4. Discussion and Summary

The data presented above clearly indicate that exogenous melatonin and its various analogs promote and maintain sleep. However, there is inconsistency and discrepancy among the large number of reports regarding the degree of efficacy and the clinical significance of these effects. The results of endogenous melatonin’s action in insomnia have not been consistent probably because the studies described in existing publications on melatonin’s efficacy have utilized different inclusion and exclusion criteria, different outcome measures to evaluate insomnia, different doses of the hormone, and different routes and timing of its administration. There also continues to be considerable controversy over the meaning of the discrepancies that sometimes exist between subjective and objective (polysomnographic) measures of good and bad sleep. Adding to this complexity is melatonin’s short half-life and ready metabolism after oral administration of fast release preparations. Hence, prolonged released melatonin preparations and melatonin agonists were introduced and have shown good results in treating insomnia.

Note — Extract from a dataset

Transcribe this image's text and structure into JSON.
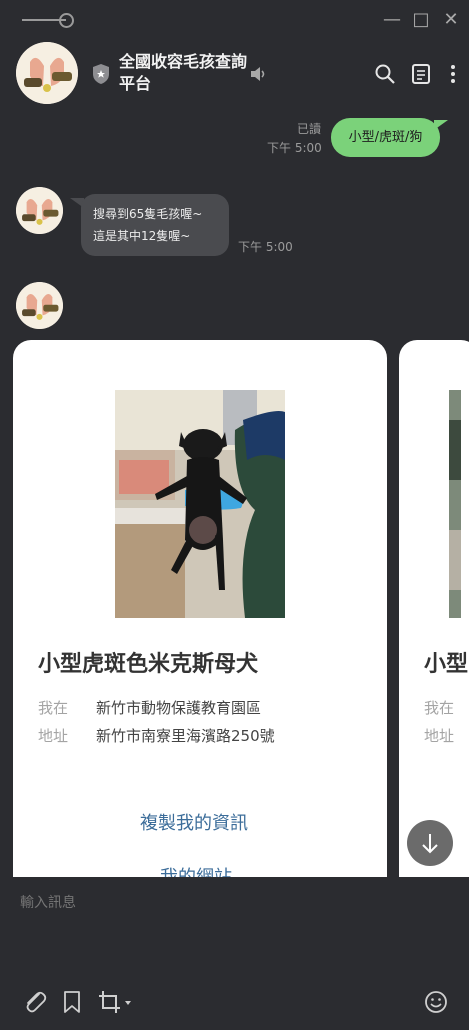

It should be noted that very recently an official regulatory—the European Food Safety Authority (EFSA)— has evaluated the available evidence that melatonin can reduce the time it takes for normal sleepers and patients with insomnia to fall asleep [94] . It concluded that there is evidence that “a cause and effect relationship exists between the consumption of melatonin and reduction of sleep onset latency···”, and that “···1 mg of melatonin should be consumed close to bedtime···”.

Also, a recent consensus of the British Association for Psychopharmacology on evidence-based treatment of insomnia, parasomnia, and circadian rhythm sleep disorders concluded that melatonin is the first-choice treatment when a hypnotic is indicated in patients over 55 yr [95] .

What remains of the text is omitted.